2 – Sherpa Thomas, hands down the most valuable Sherpa alive but noticeably missing since the start of one serious relationship with one very hot girl.
3 – Personal midget, to apply sunscreen to hard to reach areas.
4 – Chimp. What’s more fun than a chimp?
5 – Barista with portable espresso maker.
We headed down to the pier at 7 am. Walking there we see a lot of coconuts. Marit informs us that you are more likely to die from a falling coconut than a shark attack.
I have missed these types of Maritisms.
The pier was packed. But once you get beyond the first buoy (I’m still convinced 99% of the athletes just swim back and forth to first buoy), the bay opens up more spaciously.
Chris, Marit and I swim together. Below us a colorful assortment of fish swim too. We stop at the major buoys to chat for a moment then swim on. We swam to one of the farther buoys – at times it felt like I was totally alone out there though I had Marit’s bubbles in front of me. The ocean was deep. The water was so clear. The way back was quite choppy but that’s what kept it fun and challenging.
After the swim, Marit headed off to registration and we went off to Lava Java. Sure, it’s a scene but all I see when I sit there is the ocean and my husband. Nevermind that everyone around me is fitter, leaner and tattooed with an IM logo. That has nothing to do with me. Or at least I don’t let it. I drink overpriced coffee because it’s good. I people watch because it’s fun. I look out at the ocean because it’s relaxing.
The condo we are staying at has a spectacular view. Chris and I headed down to the ocean to walk on the lava rock. Small pools with fish and sea urchins were scattered all over. A sign posted warned us to never turn your back on the ocean. And I wondered why the ocean would betray someone. A reminder of it’s awesome power that as much as we try – man can never control.
After a few minutes, a worker told us to step away from the ocean because there was a tsunami warning!
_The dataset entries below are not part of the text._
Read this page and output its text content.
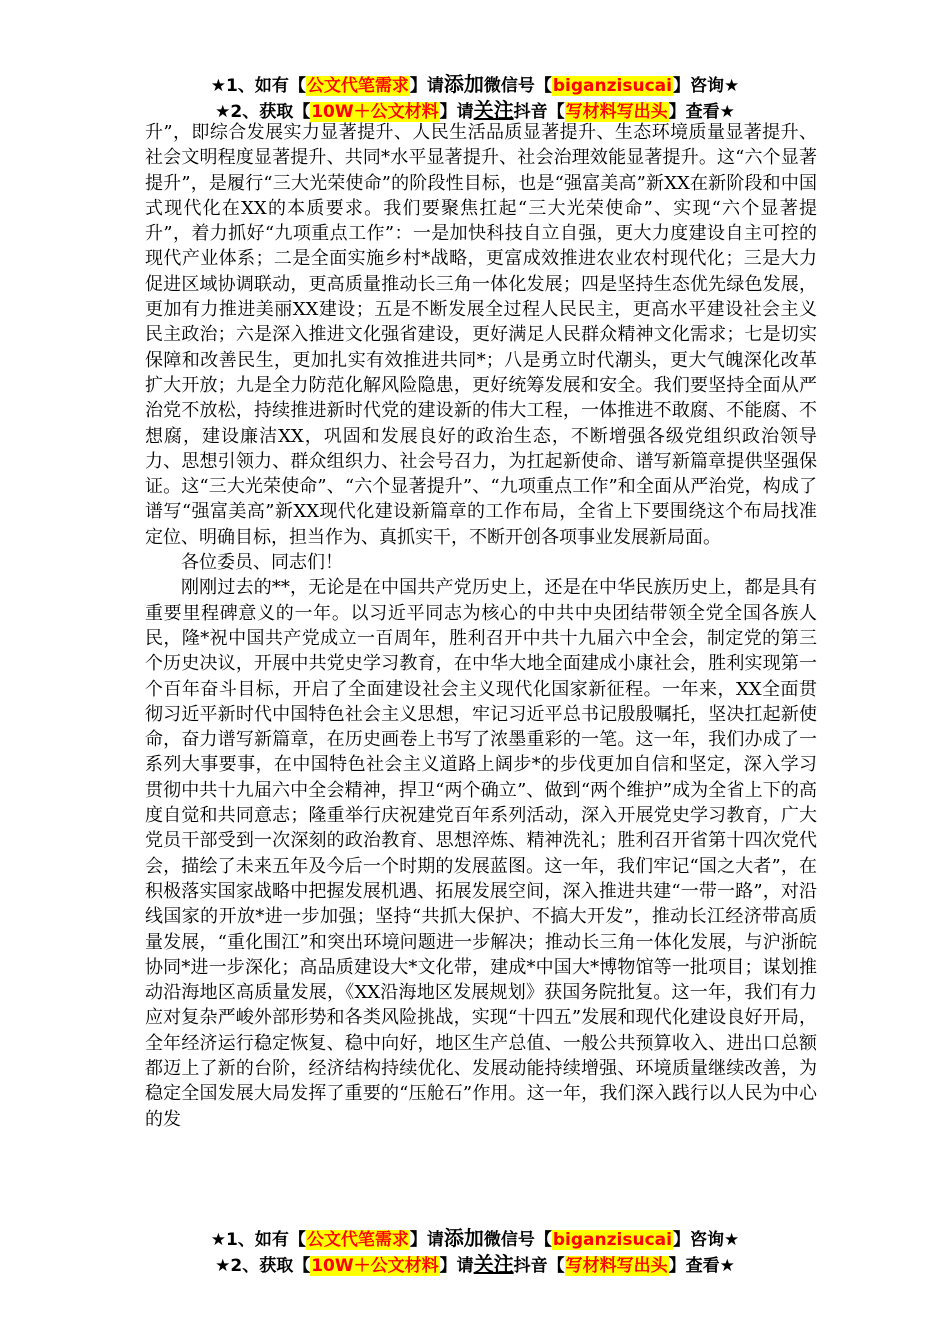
★1、如有【公文代笔需求】请添加微信号【biganzisucai】咨询★
★2、获取【10W＋公文材料】请关注抖音【写材料写出头】查看★

升”，即综合发展实力显著提升、人民生活品质显著提升、生态环境质量显著提升、社会文明程度显著提升、共同*水平显著提升、社会治理效能显著提升。这“六个显著提升”，是履行“三大光荣使命”的阶段性目标，也是“强富美高”新XX在新阶段和中国式现代化在XX的本质要求。我们要聚焦扛起“三大光荣使命”、实现“六个显著提升”，着力抓好“九项重点工作”：一是加快科技自立自强，更大力度建设自主可控的现代产业体系；二是全面实施乡村*战略，更富成效推进农业农村现代化；三是大力促进区域协调联动，更高质量推动长三角一体化发展；四是坚持生态优先绿色发展，更加有力推进美丽XX建设；五是不断发展全过程人民民主，更高水平建设社会主义民主政治；六是深入推进文化强省建设，更好满足人民群众精神文化需求；七是切实保障和改善民生，更加扎实有效推进共同*；八是勇立时代潮头，更大气魄深化改革扩大开放；九是全力防范化解风险隐患，更好统筹发展和安全。我们要坚持全面从严治党不放松，持续推进新时代党的建设新的伟大工程，一体推进不敢腐、不能腐、不想腐，建设廉洁XX，巩固和发展良好的政治生态，不断增强各级党组织政治领导力、思想引领力、群众组织力、社会号召力，为扛起新使命、谱写新篇章提供坚强保证。这“三大光荣使命”、“六个显著提升”、“九项重点工作”和全面从严治党，构成了谱写“强富美高”新XX现代化建设新篇章的工作布局，全省上下要围绕这个布局找准定位、明确目标，担当作为、真抓实干，不断开创各项事业发展新局面。

各位委员、同志们！

刚刚过去的**，无论是在中国共产党历史上，还是在中华民族历史上，都是具有重要里程碑意义的一年。以习近平同志为核心的中共中央团结带领全党全国各族人民，隆*祝中国共产党成立一百周年，胜利召开中共十九届六中全会，制定党的第三个历史决议，开展中共党史学习教育，在中华大地全面建成小康社会，胜利实现第一个百年奋斗目标，开启了全面建设社会主义现代化国家新征程。一年来，XX全面贯彻习近平新时代中国特色社会主义思想，牢记习近平总书记殷殷嘱托，坚决扛起新使命，奋力谱写新篇章，在历史画卷上书写了浓墨重彩的一笔。这一年，我们办成了一系列大事要事，在中国特色社会主义道路上阔步*的步伐更加自信和坚定，深入学习贯彻中共十九届六中全会精神，捍卫“两个确立”、做到“两个维护”成为全省上下的高度自觉和共同意志；隆重举行庆祝建党百年系列活动，深入开展党史学习教育，广大党员干部受到一次深刻的政治教育、思想淬炼、精神洗礼；胜利召开省第十四次党代会，描绘了未来五年及今后一个时期的发展蓝图。这一年，我们牢记“国之大者”，在积极落实国家战略中把握发展机遇、拓展发展空间，深入推进共建“一带一路”，对沿线国家的开放*进一步加强；坚持“共抓大保护、不搞大开发”，推动长江经济带高质量发展，“重化围江”和突出环境问题进一步解决；推动长三角一体化发展，与沪浙皖协同*进一步深化；高品质建设大*文化带，建成*中国大*博物馆等一批项目；谋划推动沿海地区高质量发展，《XX沿海地区发展规划》获国务院批复。这一年，我们有力应对复杂严峻外部形势和各类风险挑战，实现“十四五”发展和现代化建设良好开局，全年经济运行稳定恢复、稳中向好，地区生产总值、一般公共预算收入、进出口总额都迈上了新的台阶，经济结构持续优化、发展动能持续增强、环境质量继续改善，为稳定全国发展大局发挥了重要的“压舱石”作用。这一年，我们深入践行以人民为中心的发

★1、如有【公文代笔需求】请添加微信号【biganzisucai】咨询★
★2、获取【10W＋公文材料】请关注抖音【写材料写出头】查看★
Marit’s husband looked it up and discovered there had been an 8.0 earthquake in Vanuatu – which was…3400 miles away.
We sat on the lanai watching the ocean. Marit talked about the things you talk about before Ironman; affixing items to the bike, gels on the run course, special needs bags, sunscreen, Carbo Pro. Speaking of Carbo Pro: Marit, why is there a book in the freezer? It had something to do with Carbo Pro spilling all over the book, Marit washing the book and then putting it in the freezer to dry.
In the late afternoon I went running. As I walked out the door Chris said, have a good run. I told him they are all good runs now. Sure I have a plan for each run but I won't beat myself up if I don't follow it. Right now I’m just running because I love to run.
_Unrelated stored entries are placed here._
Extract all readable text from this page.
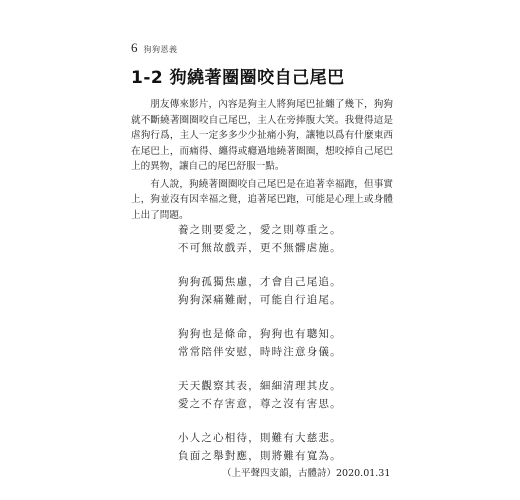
6 狗狗恩義
1-2 狗繞著圈圈咬自己尾巴

朋友傳來影片，內容是狗主人將狗尾巴扯纏了幾下，狗狗就不斷繞著圈圈咬自己尾巴，主人在旁捧腹大笑。我覺得這是虐狗行爲，主人一定多多少少扯痛小狗，讓牠以爲有什麼東西在尾巴上，而痛得、纏得或癮過地繞著圈圈，想咬掉自己尾巴上的異物，讓自己的尾巴舒服一點。

有人說，狗繞著圈圈咬自己尾巴是在追著幸福跑，但事實上，狗並沒有因幸福之覺，追著尾巴跑，可能是心理上或身體上出了問題。

養之則要愛之，愛之則尊重之。
不可無故戲弄，更不無髒虐施。
狗狗孤獨焦慮，才會自己尾追。
狗狗深痛難耐，可能自行追尾。
狗狗也是條命，狗狗也有聰知。
常常陪伴安慰，時時注意身儀。
天天觀察其表，細細清理其皮。
愛之不存害意，尊之沒有害思。
小人之心相待，則難有大慈悲。
負面之舉對應，則將難有寬為。
（上平聲四支韻，古體詩）2020.01.31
I ran in what can only be described as the sweater vest of Kona. Of course the first half of the run felt great. Going slightly downhill. With a tailwind. It was when I turned around that I had to walk 30 seconds after each pick up just to get my HR to drop below 5 beats ABOVE threshold! It was then that I wondered to myself, how did I ever run a 3:30 marathon here? Moreover, how did I do that both times I was here!?!?!
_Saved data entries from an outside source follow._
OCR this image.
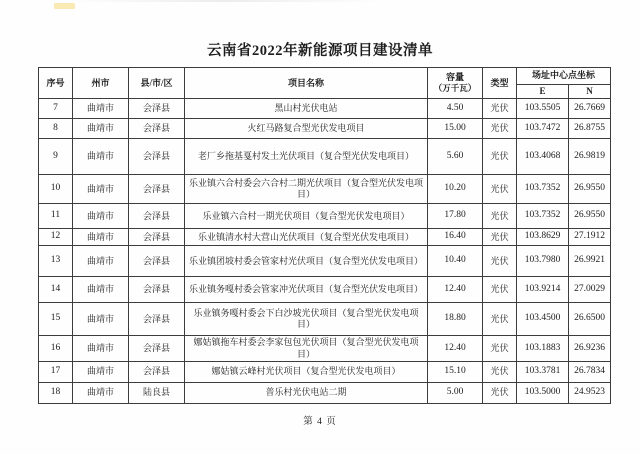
云南省2022年新能源项目建设清单
序号	州市	县/市/区	项目名称	容量
（万千瓦）	类型	场址中心点坐标	
						E	N
7	曲靖市	会泽县	黑山村光伏电站	4.50	光伏	103.5505	26.7669
8	曲靖市	会泽县	火红马路复合型光伏发电项目	15.00	光伏	103.7472	26.8755
9	曲靖市	会泽县	老厂乡拖基戛村发土光伏项目（复合型光伏发电项目）	5.60	光伏	103.4068	26.9819
10	曲靖市	会泽县	乐业镇六合村委会六合村二期光伏项目（复合型光伏发电项目）	10.20	光伏	103.7352	26.9550
11	曲靖市	会泽县	乐业镇六合村一期光伏项目（复合型光伏发电项目）	17.80	光伏	103.7352	26.9550
12	曲靖市	会泽县	乐业镇清水村大营山光伏项目（复合型光伏发电项目）	16.40	光伏	103.8629	27.1912
13	曲靖市	会泽县	乐业镇团坡村委会管家村光伏项目（复合型光伏发电项目）	10.40	光伏	103.7980	26.9921
14	曲靖市	会泽县	乐业镇务嘎村委会管家冲光伏项目（复合型光伏发电项目）	12.40	光伏	103.9214	27.0029
15	曲靖市	会泽县	乐业镇务嘎村委会下白沙坡光伏项目（复合型光伏发电项目）	18.80	光伏	103.4500	26.6500
16	曲靖市	会泽县	娜姑镇拖车村委会李家包包光伏项目（复合型光伏发电项目）	12.40	光伏	103.1883	26.9236
17	曲靖市	会泽县	娜姑镇云峰村光伏项目（复合型光伏发电项目）	15.10	光伏	103.3781	26.7834
18	曲靖市	陆良县	普乐村光伏电站二期	5.00	光伏	103.5000	24.9523
第 4 页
I was doing a series of short pick ups at a pace that I believe Craig Alexander opens up the first mile of his marathon. It struck me then the true awesomeness of that on this course. Here I was holding that pace for 45 seconds, a pace he could hold for miles….after a 112 mile bike! Sometimes you mistakenly hear people say if I only had more time to train I could be a pro. Listen, what the pros do has nothing to do with time. And you realize that on a course like Kona. It has everything to do with innate ability, superior biomechanics and a bit of headstrong. Because I can’t think of any other personality trait that would help you grit your teeth and ignore the woolen feeling of running the Kona marathon.
Sitting now on the lanai I see the sun is beginning to go down, and the wind is dying down too. Evening is about to arrive. Chris is out for a run and Marit is saying she is hungry.
I’m not sure what the evening holds but that’s the fun of it. It doesn’t matter. I did tell Chris at some point I would like to be holding a fruity drink in my hand.